Kenneth Condit, who at that time was the pioneering dean of the School of Engineering, had invented an academic program called Basic Engineering. It was for generalists rather than specialists. I took a wide range of engineering classes and had more electives than the liberal arts students did. My “Engineering in the Modern World” course is really a boiled down version of that whole program.
When did you come back to Princeton to teach?
After I graduated I won a Fulbright fellowship and went to study in Belgium, where I was exposed to a lot of innovative work in pre-stressed concrete. This made me valuable when I got back two years later to the United States, which was behind in this field. I worked in New York designing structures for a consulting engineering firm. In 1958 I was invited to teach a night course at Princeton, and two years later I joined the faculty.
How has the University changed over the years?
When I was an undergraduate, the ethos was mostly undergraduate-oriented. I had [former University President] Robert Goheen as a preceptor. The move toward a research university has been monumental. Princeton, more than any other research university, has retained the principle of undergraduate education but the great emphasis on research has still been a major change.
When I began teaching, Princeton was exclusively male. The students are of course more diverse now. And they are as vibrant as ever.
Although you are not formally trained in history, you and James are both historians. Was history highly prized in your family growing up?
My father really should have been a history professor. But when he was 14 his father died, and he had to support the family; he ultimately became an insurance broker. Jim fulfilled his ambition. In another era our mother would have been an engineer; her father was an engineer, and she was very good in math and science. Instead she became a home economist and was the cooking editor of the Curtis Publishing Co. and helped to found Jack & Jill magazine.
We grew up middle-middle-class outside of Philadelphia in Merion, Pa. Our parents lost all their money in the Depression. We had a truly wonderful upbringing in that it was not privileged. We hardly went anywhere in the summer. We were a close little family. It was very happy but not consciously intellectual. Jim and I loved comic books; we had a huge collection that we would loan out to our friends.
And now your son David Billington Jr. is a historian too, working as an independent scholar. What was it like to work together on this book?
David has described our work together as a collaboration in which each has learned from the other. I think that is absolutely correct. I grappled with this book for 10 years and then turned it over to him. David’s contributions changed the focus of the book to emphasize some important new themes. In some ways, this is perhaps more his book than mine, which is particularly impressive given that at the same time he was completing a significant book on modern British history that was also published this year.
Now that this book is finished, what lies ahead for you?

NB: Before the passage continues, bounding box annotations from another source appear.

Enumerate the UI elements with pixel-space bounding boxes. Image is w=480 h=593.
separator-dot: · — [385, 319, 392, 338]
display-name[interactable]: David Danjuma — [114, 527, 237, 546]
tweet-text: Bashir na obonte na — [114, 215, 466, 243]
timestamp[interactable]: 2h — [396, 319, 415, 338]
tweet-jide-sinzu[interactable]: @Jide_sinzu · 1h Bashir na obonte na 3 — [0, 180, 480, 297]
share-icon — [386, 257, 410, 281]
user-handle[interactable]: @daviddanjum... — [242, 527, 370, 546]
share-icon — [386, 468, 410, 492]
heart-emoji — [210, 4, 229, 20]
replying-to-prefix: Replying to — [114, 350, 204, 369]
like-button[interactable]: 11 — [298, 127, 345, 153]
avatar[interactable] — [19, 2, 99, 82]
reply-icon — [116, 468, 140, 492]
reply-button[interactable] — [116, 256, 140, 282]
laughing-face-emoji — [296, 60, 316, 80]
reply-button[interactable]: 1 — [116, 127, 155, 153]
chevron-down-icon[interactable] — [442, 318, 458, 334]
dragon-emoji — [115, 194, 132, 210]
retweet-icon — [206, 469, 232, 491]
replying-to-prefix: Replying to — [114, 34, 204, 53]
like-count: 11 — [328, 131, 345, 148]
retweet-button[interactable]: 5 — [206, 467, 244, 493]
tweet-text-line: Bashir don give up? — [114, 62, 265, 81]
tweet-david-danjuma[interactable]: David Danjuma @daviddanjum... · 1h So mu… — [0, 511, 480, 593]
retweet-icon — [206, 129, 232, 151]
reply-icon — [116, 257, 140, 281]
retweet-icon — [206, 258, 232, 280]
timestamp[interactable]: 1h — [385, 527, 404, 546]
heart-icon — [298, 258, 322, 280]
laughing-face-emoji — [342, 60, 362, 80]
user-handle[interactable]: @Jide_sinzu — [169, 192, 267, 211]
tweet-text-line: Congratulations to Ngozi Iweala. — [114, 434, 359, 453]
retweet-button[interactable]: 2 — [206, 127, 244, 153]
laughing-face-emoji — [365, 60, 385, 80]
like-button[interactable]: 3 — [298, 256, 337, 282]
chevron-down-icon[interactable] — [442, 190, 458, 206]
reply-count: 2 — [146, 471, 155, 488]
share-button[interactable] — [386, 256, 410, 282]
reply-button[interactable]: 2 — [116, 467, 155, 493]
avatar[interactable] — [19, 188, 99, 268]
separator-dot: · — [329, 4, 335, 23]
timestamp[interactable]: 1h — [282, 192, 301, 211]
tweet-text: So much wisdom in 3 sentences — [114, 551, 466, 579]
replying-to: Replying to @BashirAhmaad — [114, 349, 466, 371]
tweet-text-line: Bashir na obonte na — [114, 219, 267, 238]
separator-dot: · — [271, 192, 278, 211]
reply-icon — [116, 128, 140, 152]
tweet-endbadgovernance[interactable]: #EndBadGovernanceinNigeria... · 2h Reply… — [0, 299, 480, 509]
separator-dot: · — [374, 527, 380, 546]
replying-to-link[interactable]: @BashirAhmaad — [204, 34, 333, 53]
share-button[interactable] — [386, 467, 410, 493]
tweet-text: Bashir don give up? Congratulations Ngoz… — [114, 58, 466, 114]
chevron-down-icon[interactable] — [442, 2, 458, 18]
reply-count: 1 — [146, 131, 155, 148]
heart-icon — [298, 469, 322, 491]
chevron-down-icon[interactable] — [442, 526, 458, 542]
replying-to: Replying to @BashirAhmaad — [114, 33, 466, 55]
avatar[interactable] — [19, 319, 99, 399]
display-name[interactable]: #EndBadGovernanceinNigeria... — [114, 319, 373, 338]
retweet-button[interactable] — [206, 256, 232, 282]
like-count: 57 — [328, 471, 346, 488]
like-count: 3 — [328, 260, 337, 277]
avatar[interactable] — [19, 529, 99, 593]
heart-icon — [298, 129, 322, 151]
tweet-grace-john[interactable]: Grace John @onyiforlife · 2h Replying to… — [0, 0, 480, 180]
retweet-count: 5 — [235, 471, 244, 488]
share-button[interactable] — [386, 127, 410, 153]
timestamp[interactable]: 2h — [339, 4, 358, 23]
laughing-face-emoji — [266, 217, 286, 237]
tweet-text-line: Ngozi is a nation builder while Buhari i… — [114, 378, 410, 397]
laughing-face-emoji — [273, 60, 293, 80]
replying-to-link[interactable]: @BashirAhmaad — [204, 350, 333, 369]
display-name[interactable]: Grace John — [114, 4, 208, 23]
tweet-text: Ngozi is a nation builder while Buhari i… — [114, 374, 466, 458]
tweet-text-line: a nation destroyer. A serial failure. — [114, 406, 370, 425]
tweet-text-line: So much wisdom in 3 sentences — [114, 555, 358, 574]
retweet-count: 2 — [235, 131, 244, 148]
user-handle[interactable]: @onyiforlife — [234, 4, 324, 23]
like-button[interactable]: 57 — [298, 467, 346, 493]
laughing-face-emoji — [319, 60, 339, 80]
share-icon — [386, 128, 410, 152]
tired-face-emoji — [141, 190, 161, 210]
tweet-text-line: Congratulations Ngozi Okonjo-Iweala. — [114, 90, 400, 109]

One principal challenge now for me is to ensure that the teaching of engineering becomes a significant part of the liberal arts curriculum at Princeton and that all engineering students gain an understanding of the grand tradition of modern engineering. A vital way to meet this challenge will be to educate, through my graduate program, a new kind of teacher-scholar. These students will learn how to do first-rate structural engineering scholarship during the course of their doctoral work; they will also teach in introductory courses and their research will in turn enrich these courses. Then, as exemplars of this teacher-scholar model, the students will carry this tradition forward as they take positions in other colleges and universities.